Moving Home Reform
The Conveyancing Association, a leading body in the conveyancing industry, has published a White Paper calling for big changes in the house moving process, to make the experience more positive.
It identifies the issues as including the steadily increasing transactions times, now some 12-14 weeks, and general dissatisfaction by stakeholders and customers alike as to the speed transparency and certainty of the home moving process.
Speeding up the system
Called Modernising the Home Moving Process, the paper - written after extensive research - details a number of changes and proposals the CA feels would pave the way to creating greater certainty far earlier in the home moving chain of events, including:
- Centralising the identity verification of the parties to reduce the risk of fraud and money laundering. Currently a customer may have to go through this process several times with their conveyancer, estate agent, and mortgage lender.
- Collating the property and title information on the marketing of the property to be supported by a conveyancer's certificate. This self-complied 'skinny' electronic home report would provide information up front, but be a more available and economic approach than the old Home Information Packs.
- Requiring a legal commitment on offer with a five day cooling-off period, either through a reservation agreement or conditional contract. The thinking is to mirror practice in the current new-build process where customers enter into reservation agreements including payment of a deposit. In practice this should also have the effect of compelling buyers to have finance in place prior to making an offer.
- Reviewing the current standard contract conditions to require completion monies to be sent through the day before completion to provide certainty on the day of completion.
- Amending current legislation to resolve the unreasonable cost and delay associated with leasehold sales, including the introduction of a redress scheme. The proposals here include the creation of a Register of Lease Administrators, so the person responsible for providing a 'buyers' pack is easily identifiable and also to create set fee scales.
Challenges
Partner Susan Ellis, head of Wards Solicitors' conveyancing team, comments:
Leasehold transactions involve a number of challenges. An increasing number of freehold developments also now include management arrangements and are subject to the same issues. Sellers could do much to reduce delays and issues on their transactions by organising themselves and their information before they commence marketing, but rarely do so.

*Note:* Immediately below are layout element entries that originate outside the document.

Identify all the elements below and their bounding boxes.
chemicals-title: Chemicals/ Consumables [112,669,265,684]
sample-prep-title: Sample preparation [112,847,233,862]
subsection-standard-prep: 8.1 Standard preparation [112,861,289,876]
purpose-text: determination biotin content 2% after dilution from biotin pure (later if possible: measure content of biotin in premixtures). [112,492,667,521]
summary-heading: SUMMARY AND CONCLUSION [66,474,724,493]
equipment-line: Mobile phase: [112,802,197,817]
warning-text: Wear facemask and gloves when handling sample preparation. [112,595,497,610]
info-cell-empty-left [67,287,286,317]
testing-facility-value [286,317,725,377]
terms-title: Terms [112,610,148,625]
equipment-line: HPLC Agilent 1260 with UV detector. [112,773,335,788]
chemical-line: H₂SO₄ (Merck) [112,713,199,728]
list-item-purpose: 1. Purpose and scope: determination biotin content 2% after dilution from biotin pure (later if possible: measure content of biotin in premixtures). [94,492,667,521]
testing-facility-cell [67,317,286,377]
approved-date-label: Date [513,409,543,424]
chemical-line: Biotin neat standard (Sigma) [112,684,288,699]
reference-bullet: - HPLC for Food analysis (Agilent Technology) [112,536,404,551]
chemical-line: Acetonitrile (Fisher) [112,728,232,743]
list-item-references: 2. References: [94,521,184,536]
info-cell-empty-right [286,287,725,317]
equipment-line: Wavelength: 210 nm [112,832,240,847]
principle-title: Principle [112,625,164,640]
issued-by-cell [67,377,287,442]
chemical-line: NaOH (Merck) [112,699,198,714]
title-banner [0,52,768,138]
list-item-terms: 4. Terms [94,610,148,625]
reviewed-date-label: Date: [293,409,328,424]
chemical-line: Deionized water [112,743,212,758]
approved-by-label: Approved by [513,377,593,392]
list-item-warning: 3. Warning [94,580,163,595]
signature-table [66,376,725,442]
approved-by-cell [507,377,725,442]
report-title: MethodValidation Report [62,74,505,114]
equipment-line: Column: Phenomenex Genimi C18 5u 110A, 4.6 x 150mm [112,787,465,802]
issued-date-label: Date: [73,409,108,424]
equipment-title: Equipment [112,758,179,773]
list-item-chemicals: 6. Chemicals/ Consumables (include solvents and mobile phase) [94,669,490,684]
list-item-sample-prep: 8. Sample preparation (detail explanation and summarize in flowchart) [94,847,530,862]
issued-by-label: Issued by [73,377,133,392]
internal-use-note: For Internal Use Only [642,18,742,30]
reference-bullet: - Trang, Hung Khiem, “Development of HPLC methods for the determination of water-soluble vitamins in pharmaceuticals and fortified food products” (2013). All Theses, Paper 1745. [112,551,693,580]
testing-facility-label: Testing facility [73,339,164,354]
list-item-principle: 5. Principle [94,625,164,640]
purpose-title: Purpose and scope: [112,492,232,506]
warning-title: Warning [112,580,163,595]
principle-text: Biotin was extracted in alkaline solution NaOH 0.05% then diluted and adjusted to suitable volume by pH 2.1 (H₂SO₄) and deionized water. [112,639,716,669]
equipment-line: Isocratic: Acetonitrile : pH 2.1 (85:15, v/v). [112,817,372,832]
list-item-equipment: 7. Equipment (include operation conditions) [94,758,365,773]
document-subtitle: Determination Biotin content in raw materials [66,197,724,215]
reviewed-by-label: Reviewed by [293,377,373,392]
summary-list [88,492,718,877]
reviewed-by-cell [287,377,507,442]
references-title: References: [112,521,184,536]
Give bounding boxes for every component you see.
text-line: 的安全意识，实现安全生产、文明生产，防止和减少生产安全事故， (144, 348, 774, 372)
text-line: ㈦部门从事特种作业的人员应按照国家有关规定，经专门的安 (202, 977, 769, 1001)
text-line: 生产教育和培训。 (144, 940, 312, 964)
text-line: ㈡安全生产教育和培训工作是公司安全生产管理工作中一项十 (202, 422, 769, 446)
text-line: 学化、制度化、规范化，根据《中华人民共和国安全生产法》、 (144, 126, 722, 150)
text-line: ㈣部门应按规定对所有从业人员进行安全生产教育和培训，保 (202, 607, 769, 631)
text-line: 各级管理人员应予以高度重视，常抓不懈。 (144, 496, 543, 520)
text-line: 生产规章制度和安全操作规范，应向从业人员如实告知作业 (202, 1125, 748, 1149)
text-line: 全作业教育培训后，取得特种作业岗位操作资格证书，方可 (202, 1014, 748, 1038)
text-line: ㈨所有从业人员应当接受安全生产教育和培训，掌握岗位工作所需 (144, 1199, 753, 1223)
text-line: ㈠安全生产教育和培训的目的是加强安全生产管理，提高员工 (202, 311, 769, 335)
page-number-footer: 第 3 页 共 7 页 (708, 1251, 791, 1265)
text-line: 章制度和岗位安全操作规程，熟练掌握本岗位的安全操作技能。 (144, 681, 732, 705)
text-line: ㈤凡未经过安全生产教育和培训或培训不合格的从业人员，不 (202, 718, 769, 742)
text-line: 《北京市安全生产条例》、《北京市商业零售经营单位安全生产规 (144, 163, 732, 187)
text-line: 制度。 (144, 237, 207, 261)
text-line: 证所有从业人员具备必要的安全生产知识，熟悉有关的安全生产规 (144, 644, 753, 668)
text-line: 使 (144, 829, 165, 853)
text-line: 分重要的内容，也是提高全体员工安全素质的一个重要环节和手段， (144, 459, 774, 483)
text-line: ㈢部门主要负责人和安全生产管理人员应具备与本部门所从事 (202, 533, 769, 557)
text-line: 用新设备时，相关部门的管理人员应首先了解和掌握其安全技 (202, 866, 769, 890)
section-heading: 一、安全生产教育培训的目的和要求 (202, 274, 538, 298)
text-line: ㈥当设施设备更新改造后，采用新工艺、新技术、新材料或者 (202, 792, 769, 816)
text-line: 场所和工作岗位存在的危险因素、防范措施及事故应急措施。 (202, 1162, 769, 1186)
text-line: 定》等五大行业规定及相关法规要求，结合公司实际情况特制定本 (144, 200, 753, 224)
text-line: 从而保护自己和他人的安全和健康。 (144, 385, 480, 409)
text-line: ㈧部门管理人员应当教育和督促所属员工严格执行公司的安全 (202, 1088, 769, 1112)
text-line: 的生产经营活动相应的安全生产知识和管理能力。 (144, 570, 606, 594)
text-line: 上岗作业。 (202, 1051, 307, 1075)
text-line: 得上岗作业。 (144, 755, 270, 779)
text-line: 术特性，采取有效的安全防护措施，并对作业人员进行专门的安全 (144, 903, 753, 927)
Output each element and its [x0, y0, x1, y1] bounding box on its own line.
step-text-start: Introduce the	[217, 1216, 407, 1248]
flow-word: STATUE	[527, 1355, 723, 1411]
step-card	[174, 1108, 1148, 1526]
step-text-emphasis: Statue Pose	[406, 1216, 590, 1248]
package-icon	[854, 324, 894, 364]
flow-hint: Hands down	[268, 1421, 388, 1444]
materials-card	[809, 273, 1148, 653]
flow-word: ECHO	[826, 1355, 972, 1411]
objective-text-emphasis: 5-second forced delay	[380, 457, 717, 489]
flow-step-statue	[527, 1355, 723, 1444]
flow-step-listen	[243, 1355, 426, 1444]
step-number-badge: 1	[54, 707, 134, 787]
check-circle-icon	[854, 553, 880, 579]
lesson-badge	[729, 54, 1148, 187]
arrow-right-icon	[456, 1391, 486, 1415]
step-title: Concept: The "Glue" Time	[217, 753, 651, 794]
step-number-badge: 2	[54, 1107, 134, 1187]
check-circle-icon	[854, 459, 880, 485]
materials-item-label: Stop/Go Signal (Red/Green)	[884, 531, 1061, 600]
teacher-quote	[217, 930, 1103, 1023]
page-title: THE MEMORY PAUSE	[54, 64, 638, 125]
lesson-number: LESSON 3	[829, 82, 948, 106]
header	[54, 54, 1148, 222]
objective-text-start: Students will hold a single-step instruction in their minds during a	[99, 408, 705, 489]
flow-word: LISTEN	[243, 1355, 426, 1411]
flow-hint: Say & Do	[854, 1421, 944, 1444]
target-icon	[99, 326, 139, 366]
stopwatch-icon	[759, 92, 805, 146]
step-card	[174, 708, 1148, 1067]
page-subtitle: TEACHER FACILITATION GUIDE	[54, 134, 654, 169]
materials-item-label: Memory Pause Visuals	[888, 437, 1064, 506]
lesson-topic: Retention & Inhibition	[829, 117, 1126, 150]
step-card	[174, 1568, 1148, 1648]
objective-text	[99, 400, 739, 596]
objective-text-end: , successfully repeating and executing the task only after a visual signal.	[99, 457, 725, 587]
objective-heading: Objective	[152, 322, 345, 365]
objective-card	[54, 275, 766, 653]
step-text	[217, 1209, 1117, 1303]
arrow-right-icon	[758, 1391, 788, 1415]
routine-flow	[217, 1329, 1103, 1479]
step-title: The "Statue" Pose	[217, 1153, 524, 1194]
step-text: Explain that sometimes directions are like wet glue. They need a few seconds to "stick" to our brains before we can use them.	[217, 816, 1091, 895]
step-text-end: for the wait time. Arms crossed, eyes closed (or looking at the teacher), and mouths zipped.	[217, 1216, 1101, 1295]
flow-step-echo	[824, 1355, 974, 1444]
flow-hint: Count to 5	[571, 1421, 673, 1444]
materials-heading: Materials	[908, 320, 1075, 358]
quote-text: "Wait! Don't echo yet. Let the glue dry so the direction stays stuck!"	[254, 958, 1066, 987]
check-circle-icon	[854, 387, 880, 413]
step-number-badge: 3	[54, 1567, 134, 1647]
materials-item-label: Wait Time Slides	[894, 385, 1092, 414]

Expense is a factor, with many freeholders or managing agents charging high fees to provide 'buyers packs' and being slow to do so. A seller is reluctant to pay these fees prior to a sale being agreed, and to possibly pay a further fee if the information needs updating. Sellers pay fees for information needed, but buyers can be subject to exorbitant fees for complying with the requirements imposed on change of ownership.
Only Government intervention can provide the additional protections needed to redress the balance of power between the managers and the consumers.
Conveyancers commonly act for a buyer and their mortgage lender. The mortgage lender has its own interests to protect. Many now will acknowledge a request for the release of funds, but not all. Most have very poor lines of communication with conveyancers and a call to a lender will rarely take under 30 minutes. Lenders could do more to assist with the process once they have issued a mortgage offer.
More certainty needed
Having been a conveyancer for over 30 years, there have in fact been many underlying changes over this time and a good many recently with the use of technology.
However, it has never ceased to amaze me that nothing has ever been done to change the completion process to provide more certainty on the day people move, and potentially make a massive difference to all involved.
Conveyancers operate formulas for exchange, and it should not be beyond the Law Society to provide something for completion.
We commonly send completion monies 'overnight', but when there is a chain we are dependent on the funds arriving from the related sale which creates uncertainty. It does not help when conveyancers order mortgage monies for the day of completion and then hold up a chain waiting for them to arrive.
The Government indicated in a debate in June that it would publish a 'call for evidence' later this year to modernise the home buying experience. Past attempts at reform, have all been spectacular, and very expensive failures. First the Land Registry's Chain Matrix, then the 'ill-fated' Home Information Packs, and latterly the Law Society 'Veyo' white elephant.
The proposals from the Conveyancing Association come from the industry itself. Some, they say involve 'blue sky thinking'. The reality is that perhaps an approach looking for 'marginal gains' would be a good starting point, with stakeholders all playing their part and looking at changes that can be made by them.